As most of you know, I am currently doing a fellowship training year in addiction medicine. After 4 years of primary care, I wanted more time to teach and research, and I was also searching for people who feel social justice should be the heart of clinical practice. I loved primary care and I felt that it was very hard to practice the way I wanted to, to find the time to connect to people and a place where mission, support, and efficiency were all aligned. Addictions treatment has always been a big part of my practice, but as the saying goes, I didn’t know how much I didn’t know and I feel so lucky that I was able to spend this time learning.
I heard Ezra Klein, the writer formerly at Vox and now the New York Times, say on his podcast once that “it is work to remember that addiction is not a choice. That getting up, going to the store, and buying a bottle of alcohol and drinking it is not an entirely voluntary act when you have a severe addiction.” I don’t think that a lot of health care providers have done the work to really understand this. The consequence of this failure is clear: a lack of meaningful treatment options when we have tried and true medications and therapeutic interventions, and an all-too-often hostile environment for patients with a history of addiction.
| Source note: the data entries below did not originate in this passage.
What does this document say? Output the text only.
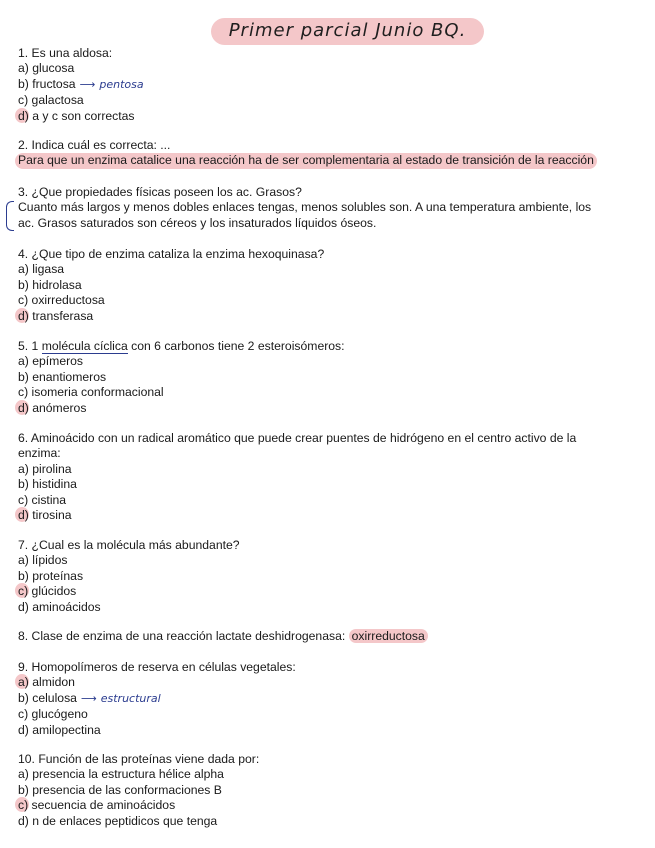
Primer parcial Junio BQ.
1. Es una aldosa:
a) glucosa
b) fructosa ⟶ pentosa
c) galactosa
d) a y c son correctas
2. Indica cuál es correcta: ...
Para que un enzima catalice una reacción ha de ser complementaria al estado de transición de la reacción
3. ¿Que propiedades físicas poseen los ac. Grasos?
Cuanto más largos y menos dobles enlaces tengas, menos solubles son. A una temperatura ambiente, los
ac. Grasos saturados son céreos y los insaturados líquidos óseos.
4. ¿Que tipo de enzima cataliza la enzima hexoquinasa?
a) ligasa
b) hidrolasa
c) oxirreductosa
d) transferasa
5. 1 molécula cíclica con 6 carbonos tiene 2 esteroisómeros:
a) epímeros
b) enantiomeros
c) isomeria conformacional
d) anómeros
6. Aminoácido con un radical aromático que puede crear puentes de hidrógeno en el centro activo de la
enzima:
a) pirolina
b) histidina
c) cistina
d) tirosina
7. ¿Cual es la molécula más abundante?
a) lípidos
b) proteínas
c) glúcidos
d) aminoácidos
8. Clase de enzima de una reacción lactate deshidrogenasa: oxirreductosa
9. Homopolímeros de reserva en células vegetales:
a) almidon
b) celulosa ⟶ estructural
c) glucógeno
d) amilopectina
10. Función de las proteínas viene dada por:
a) presencia la estructura hélice alpha
b) presencia de las conformaciones B
c) secuencia de aminoácidos
d) n de enlaces peptidicos que tenga
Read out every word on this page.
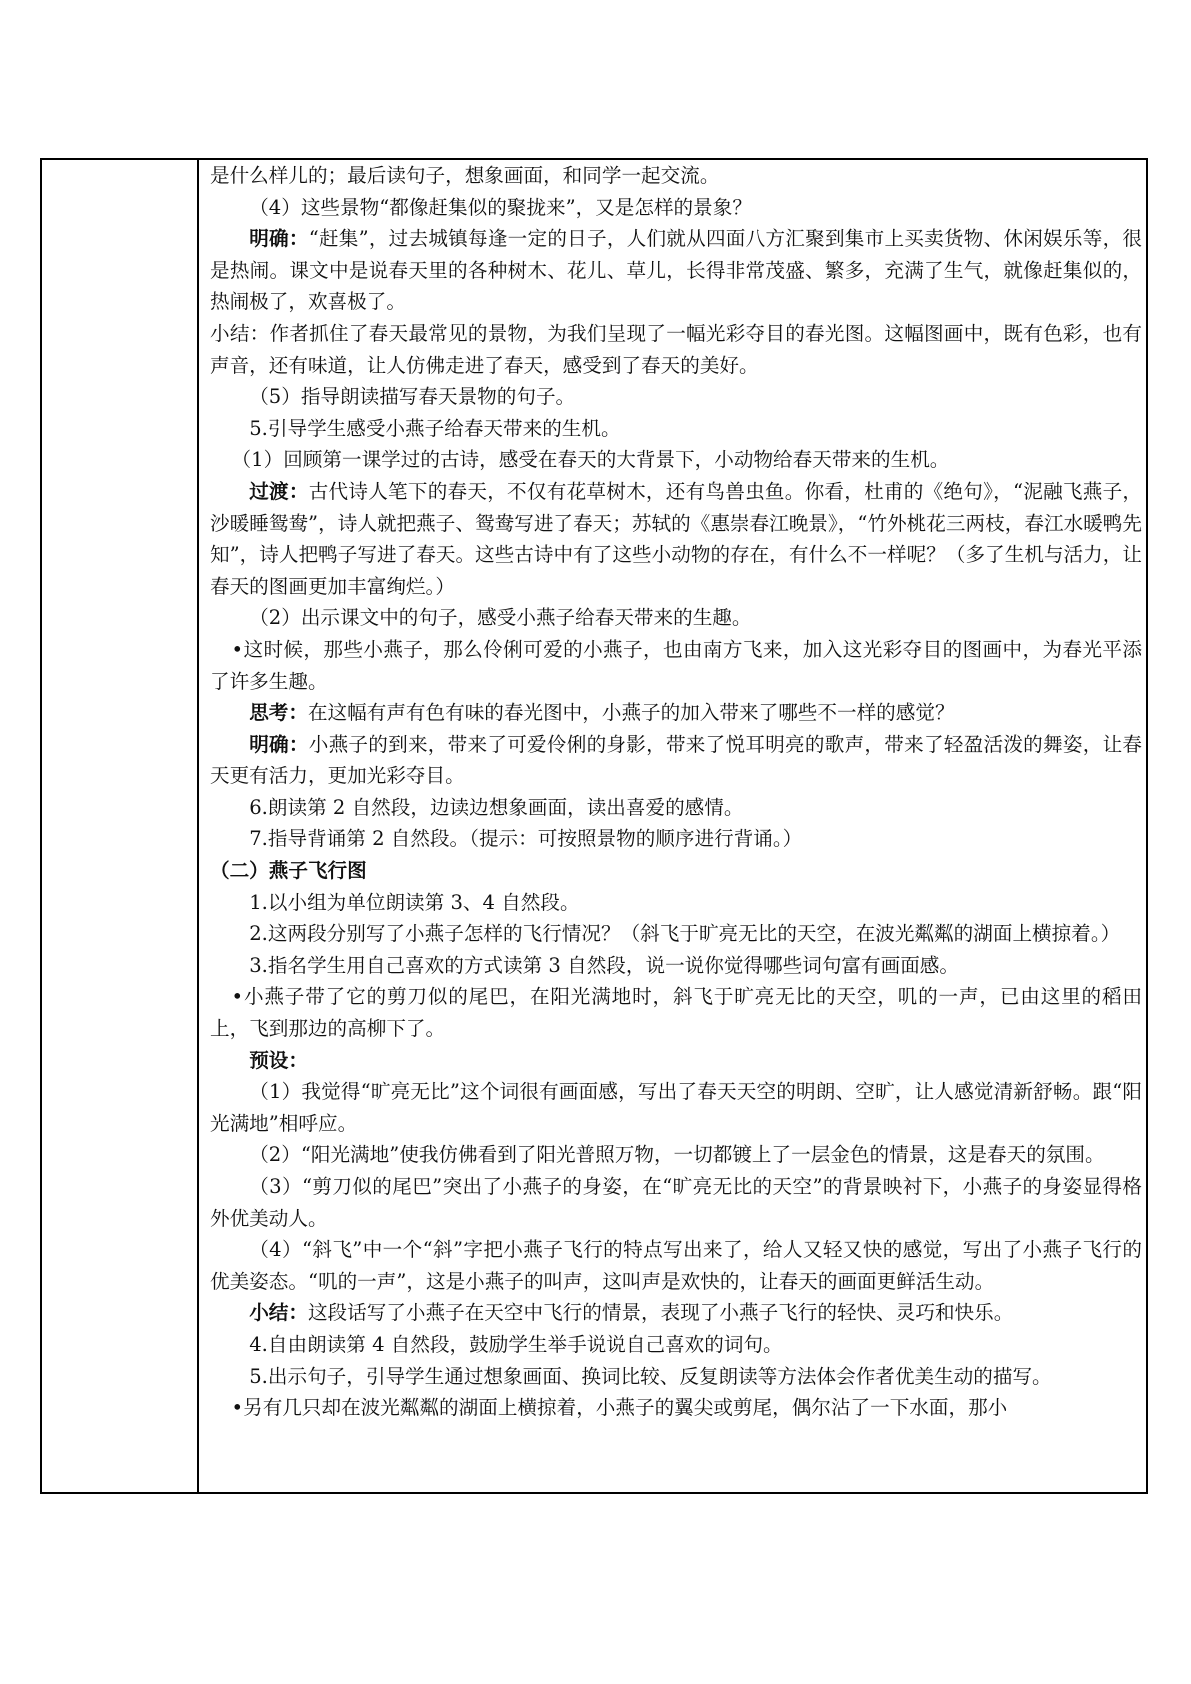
是什么样儿的；最后读句子，想象画面，和同学一起交流。

（4）这些景物“都像赶集似的聚拢来”，又是怎样的景象？

明确：“赶集”，过去城镇每逢一定的日子，人们就从四面八方汇聚到集市上买卖货物、休闲娱乐等，很是热闹。课文中是说春天里的各种树木、花儿、草儿，长得非常茂盛、繁多，充满了生气，就像赶集似的，热闹极了，欢喜极了。

小结：作者抓住了春天最常见的景物，为我们呈现了一幅光彩夺目的春光图。这幅图画中，既有色彩，也有声音，还有味道，让人仿佛走进了春天，感受到了春天的美好。

（5）指导朗读描写春天景物的句子。

5.引导学生感受小燕子给春天带来的生机。

（1）回顾第一课学过的古诗，感受在春天的大背景下，小动物给春天带来的生机。

过渡：古代诗人笔下的春天，不仅有花草树木，还有鸟兽虫鱼。你看，杜甫的《绝句》，“泥融飞燕子，沙暖睡鸳鸯”，诗人就把燕子、鸳鸯写进了春天；苏轼的《惠崇春江晚景》，“竹外桃花三两枝，春江水暖鸭先知”，诗人把鸭子写进了春天。这些古诗中有了这些小动物的存在，有什么不一样呢？（多了生机与活力，让春天的图画更加丰富绚烂。）

（2）出示课文中的句子，感受小燕子给春天带来的生趣。

•这时候，那些小燕子，那么伶俐可爱的小燕子，也由南方飞来，加入这光彩夺目的图画中，为春光平添了许多生趣。

思考：在这幅有声有色有味的春光图中，小燕子的加入带来了哪些不一样的感觉？

明确：小燕子的到来，带来了可爱伶俐的身影，带来了悦耳明亮的歌声，带来了轻盈活泼的舞姿，让春天更有活力，更加光彩夺目。

6.朗读第 2 自然段，边读边想象画面，读出喜爱的感情。

7.指导背诵第 2 自然段。（提示：可按照景物的顺序进行背诵。）

（二）燕子飞行图

1.以小组为单位朗读第 3、4 自然段。

2.这两段分别写了小燕子怎样的飞行情况？（斜飞于旷亮无比的天空，在波光粼粼的湖面上横掠着。）

3.指名学生用自己喜欢的方式读第 3 自然段，说一说你觉得哪些词句富有画面感。

•小燕子带了它的剪刀似的尾巴，在阳光满地时，斜飞于旷亮无比的天空，叽的一声，已由这里的稻田上，飞到那边的高柳下了。

预设：

（1）我觉得“旷亮无比”这个词很有画面感，写出了春天天空的明朗、空旷，让人感觉清新舒畅。跟“阳光满地”相呼应。

（2）“阳光满地”使我仿佛看到了阳光普照万物，一切都镀上了一层金色的情景，这是春天的氛围。

（3）“剪刀似的尾巴”突出了小燕子的身姿，在“旷亮无比的天空”的背景映衬下，小燕子的身姿显得格外优美动人。

（4）“斜飞”中一个“斜”字把小燕子飞行的特点写出来了，给人又轻又快的感觉，写出了小燕子飞行的优美姿态。“叽的一声”，这是小燕子的叫声，这叫声是欢快的，让春天的画面更鲜活生动。

小结：这段话写了小燕子在天空中飞行的情景，表现了小燕子飞行的轻快、灵巧和快乐。

4.自由朗读第 4 自然段，鼓励学生举手说说自己喜欢的词句。

5.出示句子，引导学生通过想象画面、换词比较、反复朗读等方法体会作者优美生动的描写。

•另有几只却在波光粼粼的湖面上横掠着，小燕子的翼尖或剪尾，偶尔沾了一下水面，那小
I wrote this piece out this week in the New England Journal of Medicine about my frustrations with this failure. I targeted other doctors, but it is a message I would love to bring to the public, and would welcome your ideas on how to do that. Thank you for reading and your support. I haven’t had as much time to write over the past year and have found it harder to maintain an independent voice in a large organization, but I know I need to keep doing it for me. I should have a period of more time after I finish fellowship in July, and welcome your ideas on what to write about.